Capacity Planning
Capacity planning for Falcon LogScale relies on understanding the different systems within LogScale and how they work together to support the overall functionality.
The aim of this guide is to provide an overview of the different areas of the system which impact and affect capacity planning, and guidance on how to measure and change the corresponding capacity value. Answering specific questions will be dependent on multiple factors.
Typically when considering capacity planning there are five main dimensions to consider:
Ingest performance — how quickly LogScale can accept and parse incoming data. This is explained in more detail in Ingestion Capacity.
Digest performance — how quickly LogScale can organise the data in preparation for storage. This is explained in more detail in Digest Capacity.
Storage performance — how quickly LogScale can store the data in preparation for querying. This is explained in more detail in Storage Capacity.

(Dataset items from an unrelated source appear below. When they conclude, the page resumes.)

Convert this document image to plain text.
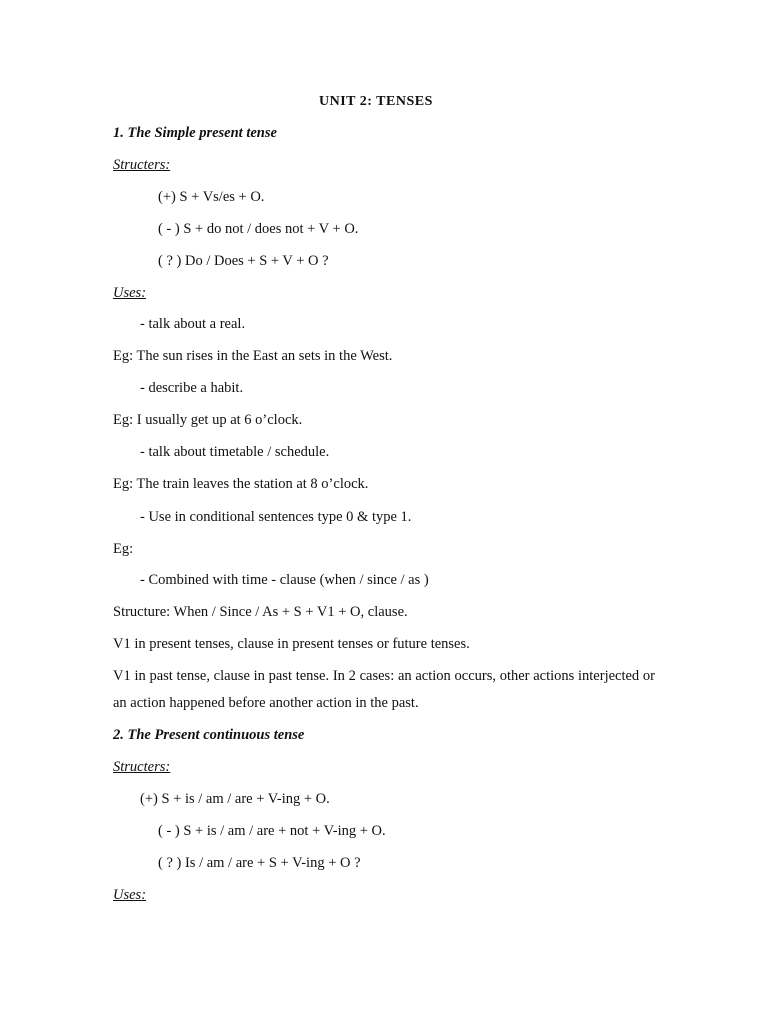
UNIT 2: TENSES
1. The Simple present tense
Structers:
(+) S + Vs/es + O.
( - ) S + do not / does not + V + O.
( ? ) Do / Does + S + V + O ?
Uses:
- talk about a real.
Eg: The sun rises in the East an sets in the West.
- describe a habit.
Eg: I usually get up at 6 o’clock.
- talk about timetable / schedule.
Eg: The train leaves the station at 8 o’clock.
- Use in conditional sentences type 0 & type 1.
Eg:
- Combined with time - clause (when / since / as )
Structure: When / Since / As + S + V1 + O, clause.
V1 in present tenses, clause in present tenses or future tenses.
V1 in past tense, clause in past tense. In 2 cases: an action occurs, other actions interjected or an action happened before another action in the past.
2. The Present continuous tense
Structers:
(+) S + is / am / are + V-ing + O.
( - ) S + is / am / are + not + V-ing + O.
( ? ) Is / am / are + S + V-ing + O ?
Uses:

Query performance — how fast queries are, either for recent data or old data. This is explained in more detail in Query Capacity.
UI Performance — how responsive the web interface is to users. This is explained in more detail in UI Performance.

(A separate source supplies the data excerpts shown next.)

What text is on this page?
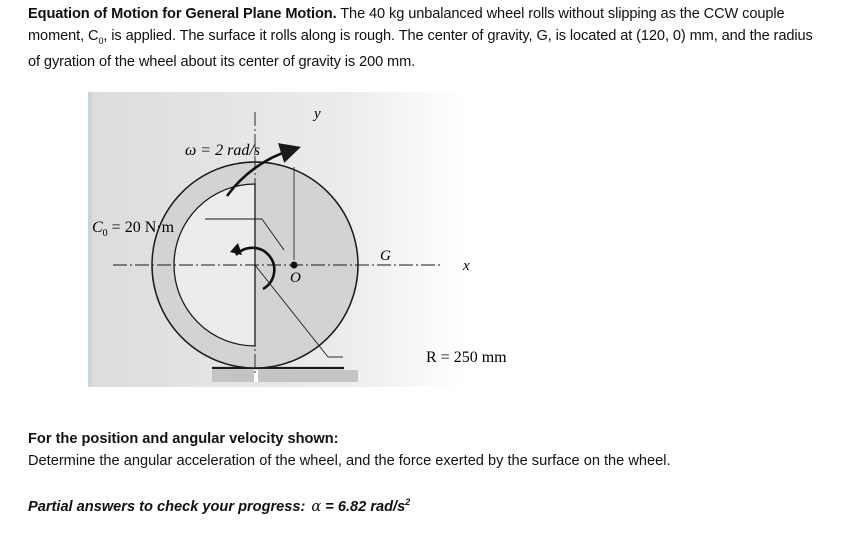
Equation of Motion for General Plane Motion. The 40 kg unbalanced wheel rolls without slipping as the CCW couple moment, $C_0$, is applied. The surface it rolls along is rough. The center of gravity, G, is located at (120, 0) mm, and the radius of gyration of the wheel about its center of gravity is 200 mm.
y
x
O
G
ω = 2 rad/s
$C_0 = 20$ N·m
R = 250 mm
For the position and angular velocity shown:
Determine the angular acceleration of the wheel, and the force exerted by the surface on the wheel.
Partial answers to check your progress: α = 6.82 rad/$s^2$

The performance of LogScale, and therefore the impact of the capacity planning, will depend on a variety of different factors, including:
Volume and rate of ingested data
Volume and rate of queries
Duration and timespan of queries
Number of physical nodes
Number of CPU cores and RAM in each physical node
Number of nodes in the LogScale cluster
Number of nodes within the Kafka cluster
Whether the LogScale deployment uses dedicated node roles
Use of tags and datasources when ingesting (and therefore searching) data
Use of block storage (such as S3)
Quantity and speed of local storage
Replication settings
Number of repositories being used for storing incoming data
When monitoring and/or changing a value, changes to one area may affect another. For example, increasing the local storage availability may change the behavior of digest and bucket storage, because more data can be stored locally, and may also increase query performance by keeping more data local.
Before proceeding with any changes or planning, ensure the architecture of LogScale, the processes, and how the different components of the system work together are understood by reading:
When capacity planning, it's best to plan to achieve the maximum performance in that dimension. For example, aim to address the highest required rate for ingest, query, or digest performance and plan against the maximum value, rather than planning against the medium of average values. This is because using the average rates or values may degrade performance in other parts of the system. By planning against the maximum possible, it allows for some spare capacity during brief periods of higher load.